學達書庫 > 李壽民 > 蜀山劍俠傳⑤ | 上頁 下頁
第二一三回 隱跡戲群兇惡犯伏誅妖徒授命 對枰淩大敵窮神妙法駝叟玄功(5)


  金、石二人聞言,忙令神鷲和佛奴將死屍由凝碧崖上空運走。並說:「如因仙法禁制,飛不出去,或先覓地藏好,或由我去請乙師伯暫撤禁制,放你們出去,免得污穢仙府。」

  眾仙禽紛紛鳴叫點頭。沙、米、健兒三人也要隨行。金蟬道:「凝碧崖有芝仙在彼,關係重大,開府以前,不可無人防守。你們那兩件法寶頗好,只可隨我們崖上遙觀,時刻留心老捕巢那邊,不可離開,以免來了能手,袁化和眾仙禽萬一有甚須助之處。」

  二小忙答遵命。

  眾人隨即起身,飛到凝碧崖頂一看,乙、淩諸人和二妖女、一白鬚髮的老妖人正鬥得不可開交。原來眾妖徒都是凶狡一流,儘管彼此同門,卻是互相傾軋忌妒,面和心違。尤其獨角金剛陽健稟性乖僻,與誰都合不來。行時見常鶴和洪大肚、朱赤午和召富互使眼色,各自結伴同行,無人理會,心中有氣。心想:「隨眾同去,既顯不出自己,遇上禍事卻是有份。本領又不如人,反正有功勞也輪不上。敵人如此厲害,梟、猿一去不歸,弄巧就許被敵人困住,師父尚有戒心。他們既不要我,樂得偷懶。」

  於是緩緩前進,試穩了步再走。飛到左側崖下,回覷師父,已被山石遮住,便即降落。一邊觀看景致和過往人物,一邊順路往凝碧崖一面走去。

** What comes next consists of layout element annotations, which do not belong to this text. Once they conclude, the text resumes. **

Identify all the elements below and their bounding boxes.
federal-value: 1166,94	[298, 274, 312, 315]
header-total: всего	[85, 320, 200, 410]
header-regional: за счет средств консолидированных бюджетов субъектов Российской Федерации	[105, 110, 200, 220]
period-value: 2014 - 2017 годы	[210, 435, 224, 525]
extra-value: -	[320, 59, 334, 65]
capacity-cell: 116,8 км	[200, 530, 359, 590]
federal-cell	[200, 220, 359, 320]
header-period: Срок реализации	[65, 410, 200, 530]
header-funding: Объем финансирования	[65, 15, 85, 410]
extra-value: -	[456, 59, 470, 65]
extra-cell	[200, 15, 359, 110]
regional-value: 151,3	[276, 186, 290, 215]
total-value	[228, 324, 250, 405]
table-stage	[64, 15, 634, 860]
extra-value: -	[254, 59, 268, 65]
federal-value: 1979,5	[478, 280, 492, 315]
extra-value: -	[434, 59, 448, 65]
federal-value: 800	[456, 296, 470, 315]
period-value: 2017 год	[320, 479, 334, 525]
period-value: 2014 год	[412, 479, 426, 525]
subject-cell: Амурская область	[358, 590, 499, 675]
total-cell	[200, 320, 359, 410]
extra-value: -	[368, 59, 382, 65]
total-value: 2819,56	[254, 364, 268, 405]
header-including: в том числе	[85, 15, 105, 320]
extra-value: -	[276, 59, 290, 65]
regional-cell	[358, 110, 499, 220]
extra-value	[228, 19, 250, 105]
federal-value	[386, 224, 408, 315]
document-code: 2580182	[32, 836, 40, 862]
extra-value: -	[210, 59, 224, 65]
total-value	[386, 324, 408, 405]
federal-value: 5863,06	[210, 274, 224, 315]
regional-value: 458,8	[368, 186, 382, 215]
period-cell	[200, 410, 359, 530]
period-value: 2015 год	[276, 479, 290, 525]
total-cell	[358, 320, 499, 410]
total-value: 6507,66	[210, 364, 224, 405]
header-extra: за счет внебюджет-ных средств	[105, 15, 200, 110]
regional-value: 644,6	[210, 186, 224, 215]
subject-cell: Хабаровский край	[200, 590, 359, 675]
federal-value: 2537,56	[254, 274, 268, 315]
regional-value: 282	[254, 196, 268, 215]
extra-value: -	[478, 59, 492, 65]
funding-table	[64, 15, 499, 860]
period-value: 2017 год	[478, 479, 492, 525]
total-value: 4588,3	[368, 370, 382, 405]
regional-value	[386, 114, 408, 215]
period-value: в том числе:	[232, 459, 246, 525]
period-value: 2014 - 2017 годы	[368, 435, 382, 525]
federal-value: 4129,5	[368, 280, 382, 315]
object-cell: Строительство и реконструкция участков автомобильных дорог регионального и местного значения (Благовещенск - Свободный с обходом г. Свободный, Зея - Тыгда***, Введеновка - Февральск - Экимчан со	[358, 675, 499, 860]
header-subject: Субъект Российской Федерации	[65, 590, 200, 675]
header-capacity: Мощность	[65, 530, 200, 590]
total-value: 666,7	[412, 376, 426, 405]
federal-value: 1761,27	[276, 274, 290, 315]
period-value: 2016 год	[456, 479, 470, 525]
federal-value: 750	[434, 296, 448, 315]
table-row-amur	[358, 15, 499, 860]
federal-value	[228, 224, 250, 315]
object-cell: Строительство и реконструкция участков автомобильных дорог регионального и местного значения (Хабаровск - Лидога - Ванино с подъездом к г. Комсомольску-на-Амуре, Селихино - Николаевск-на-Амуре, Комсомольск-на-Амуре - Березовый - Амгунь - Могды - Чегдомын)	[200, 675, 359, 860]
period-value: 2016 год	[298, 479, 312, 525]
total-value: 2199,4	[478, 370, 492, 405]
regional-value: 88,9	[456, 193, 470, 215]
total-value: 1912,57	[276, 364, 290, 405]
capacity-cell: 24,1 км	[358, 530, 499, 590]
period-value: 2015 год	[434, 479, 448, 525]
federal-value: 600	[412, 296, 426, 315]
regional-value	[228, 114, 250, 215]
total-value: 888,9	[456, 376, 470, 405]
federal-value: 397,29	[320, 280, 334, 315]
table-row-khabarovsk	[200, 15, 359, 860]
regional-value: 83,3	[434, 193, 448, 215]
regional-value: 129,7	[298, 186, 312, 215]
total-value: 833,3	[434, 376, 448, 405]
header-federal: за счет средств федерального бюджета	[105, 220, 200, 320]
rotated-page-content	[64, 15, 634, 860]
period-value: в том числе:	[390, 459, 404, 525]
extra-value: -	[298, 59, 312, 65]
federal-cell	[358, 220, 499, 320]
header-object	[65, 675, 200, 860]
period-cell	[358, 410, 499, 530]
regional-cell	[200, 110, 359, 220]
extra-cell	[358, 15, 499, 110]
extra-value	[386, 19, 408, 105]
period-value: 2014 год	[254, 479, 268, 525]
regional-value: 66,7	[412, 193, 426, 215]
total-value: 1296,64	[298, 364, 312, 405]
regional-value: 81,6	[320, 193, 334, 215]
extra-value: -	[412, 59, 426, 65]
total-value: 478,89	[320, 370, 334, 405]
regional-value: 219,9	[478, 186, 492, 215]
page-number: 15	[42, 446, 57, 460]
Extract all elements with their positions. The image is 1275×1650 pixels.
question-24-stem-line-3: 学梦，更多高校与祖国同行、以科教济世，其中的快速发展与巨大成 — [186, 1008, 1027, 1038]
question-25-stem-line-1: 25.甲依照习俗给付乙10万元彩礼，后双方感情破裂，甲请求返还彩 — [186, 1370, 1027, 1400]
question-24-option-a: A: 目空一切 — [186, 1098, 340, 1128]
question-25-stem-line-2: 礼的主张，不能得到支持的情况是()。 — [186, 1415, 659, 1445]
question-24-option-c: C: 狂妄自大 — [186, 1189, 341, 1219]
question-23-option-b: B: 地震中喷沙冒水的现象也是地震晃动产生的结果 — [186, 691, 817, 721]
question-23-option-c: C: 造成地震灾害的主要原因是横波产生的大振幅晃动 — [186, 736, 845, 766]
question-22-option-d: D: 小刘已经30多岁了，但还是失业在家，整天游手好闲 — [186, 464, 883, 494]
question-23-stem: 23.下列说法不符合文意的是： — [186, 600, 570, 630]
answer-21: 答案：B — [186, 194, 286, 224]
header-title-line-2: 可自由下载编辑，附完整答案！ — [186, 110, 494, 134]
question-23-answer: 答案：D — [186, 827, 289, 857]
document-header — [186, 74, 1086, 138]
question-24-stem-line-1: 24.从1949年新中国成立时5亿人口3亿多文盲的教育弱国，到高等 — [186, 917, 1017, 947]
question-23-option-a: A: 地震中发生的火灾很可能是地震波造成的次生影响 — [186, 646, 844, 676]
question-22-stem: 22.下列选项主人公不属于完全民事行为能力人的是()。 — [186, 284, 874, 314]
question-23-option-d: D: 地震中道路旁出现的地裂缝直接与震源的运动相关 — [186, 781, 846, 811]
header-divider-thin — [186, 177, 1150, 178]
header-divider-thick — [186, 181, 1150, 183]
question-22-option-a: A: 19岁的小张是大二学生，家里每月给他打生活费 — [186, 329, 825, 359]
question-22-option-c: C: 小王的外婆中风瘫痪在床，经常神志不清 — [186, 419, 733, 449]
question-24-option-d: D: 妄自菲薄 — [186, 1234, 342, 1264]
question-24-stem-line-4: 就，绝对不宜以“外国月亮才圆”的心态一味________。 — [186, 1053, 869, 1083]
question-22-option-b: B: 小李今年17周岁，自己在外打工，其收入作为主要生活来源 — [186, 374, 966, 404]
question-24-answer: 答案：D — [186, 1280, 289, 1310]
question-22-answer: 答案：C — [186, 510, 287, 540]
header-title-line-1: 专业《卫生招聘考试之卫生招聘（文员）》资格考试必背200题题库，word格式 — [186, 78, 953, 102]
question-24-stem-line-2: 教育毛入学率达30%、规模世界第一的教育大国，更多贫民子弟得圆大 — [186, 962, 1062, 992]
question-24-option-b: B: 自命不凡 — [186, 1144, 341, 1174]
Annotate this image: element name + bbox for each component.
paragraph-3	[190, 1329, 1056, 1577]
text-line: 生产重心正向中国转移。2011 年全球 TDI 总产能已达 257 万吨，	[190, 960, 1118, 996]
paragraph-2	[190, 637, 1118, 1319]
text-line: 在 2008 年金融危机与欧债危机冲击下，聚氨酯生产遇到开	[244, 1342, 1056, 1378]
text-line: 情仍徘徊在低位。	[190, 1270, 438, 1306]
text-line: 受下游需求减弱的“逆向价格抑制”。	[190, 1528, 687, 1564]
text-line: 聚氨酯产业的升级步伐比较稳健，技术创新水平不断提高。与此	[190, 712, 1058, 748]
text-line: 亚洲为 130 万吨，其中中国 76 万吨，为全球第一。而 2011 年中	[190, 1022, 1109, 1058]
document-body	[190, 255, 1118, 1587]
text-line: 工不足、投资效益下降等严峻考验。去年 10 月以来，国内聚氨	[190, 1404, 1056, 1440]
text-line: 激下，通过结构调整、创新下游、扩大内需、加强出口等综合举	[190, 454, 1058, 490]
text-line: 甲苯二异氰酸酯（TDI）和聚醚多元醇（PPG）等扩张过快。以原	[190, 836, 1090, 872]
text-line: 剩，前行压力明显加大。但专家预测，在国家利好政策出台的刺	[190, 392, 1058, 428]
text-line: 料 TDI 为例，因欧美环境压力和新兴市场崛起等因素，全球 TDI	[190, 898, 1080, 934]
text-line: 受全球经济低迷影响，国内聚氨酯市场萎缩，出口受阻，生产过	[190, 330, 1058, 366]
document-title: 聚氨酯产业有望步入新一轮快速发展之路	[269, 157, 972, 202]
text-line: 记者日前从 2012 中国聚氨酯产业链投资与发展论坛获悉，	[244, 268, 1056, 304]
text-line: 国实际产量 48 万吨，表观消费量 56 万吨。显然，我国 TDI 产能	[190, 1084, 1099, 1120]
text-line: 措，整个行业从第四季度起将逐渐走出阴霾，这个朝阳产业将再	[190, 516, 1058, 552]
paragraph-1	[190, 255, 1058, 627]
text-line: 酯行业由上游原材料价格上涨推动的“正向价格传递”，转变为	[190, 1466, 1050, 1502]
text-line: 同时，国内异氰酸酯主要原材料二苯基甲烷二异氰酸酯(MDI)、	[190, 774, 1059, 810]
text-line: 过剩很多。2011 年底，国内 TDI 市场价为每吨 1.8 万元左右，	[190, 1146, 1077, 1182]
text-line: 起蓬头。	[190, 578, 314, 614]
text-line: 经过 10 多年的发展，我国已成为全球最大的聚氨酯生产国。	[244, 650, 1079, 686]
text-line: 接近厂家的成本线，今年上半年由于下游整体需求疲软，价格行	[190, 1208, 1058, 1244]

  也是命不該絕。陽健法力雖然不濟,心思卻極細密、不似那些妖猿驕狂。自到仙府,便處處留心,又喜觀看美景。眾妖人仙館聚議盜取芝仙之事,複又和猿長老、龍山二女起了內訌,俱沒留神外面景物,獨他一到,便憑窗四望,凝碧崖一帶與九宮岩相隔本近,看得尤為真切。初出時,未覺異樣。這一落後,正趕上眾妖徒入伏,神駝乙休施展仙法,變了原來形勢。又當四仙對弈構思之際,本沒把妖人師徒放在眼裡,不曾防到會步行走來。陽健還沒走到,便覺前面山形似與前見不同,心中奇怪。及至走近,為防師父看見,特意尋一隱僻之處立定,再往前路細一觀察,越覺情形有異。暗忖:「适才分明見這裡還有一條瀑布,又有山石,怎都不見?」

  不由生了戒心。方在尋思,忽見一醜一俊兩個道裝童子,突自身後危崖上降落。二童正是易鼎、易震,原為乙休送信飛落。

  陽健貼崖而立,又將身形隱去,所以當時連乙、淩諸仙俱未發現。陽健知道崖頂無人,怎會二童由上飛落?正想回頭上望,忽聽一人哈哈笑道:「妖猿伏誅,老怪物此時必已警覺。駝子,你這棋老下不夠,拿老怪物開心多好。你再不把禁法撤去,我的時候一到,就不奉陪了。」

  陽健聞言,知道妖猿既死,梟、麅必也凶多吉少,哪裡還敢停留,飛起便逃。半路途中,又聽另一人喝道:「我駝子向來不殺漏網之魚,你既在我眼底逃過,不必驚慌。歸告汝師,梟。麅已經伏誅,這都是我駝子命人做的。他那四個徒弟也難活命。如不服氣,只管尋我。我和淩花子卻不似主人好說話,量不寬厚,勸他及早縮頭,免找晦氣。」

  陽健聽那說話的聲音就在耳邊,嚇得心寒膽戰,連頭都沒敢回,晃眼飛回。見黃、卓等四人正立九宮岩頂前眺,面現驚疑之色。回頭一看,適來之處,崖頂老松之下,現出老少五人。內中有一身材高大的駝子,極似平日所聞神駝乙休。忙把前事說了。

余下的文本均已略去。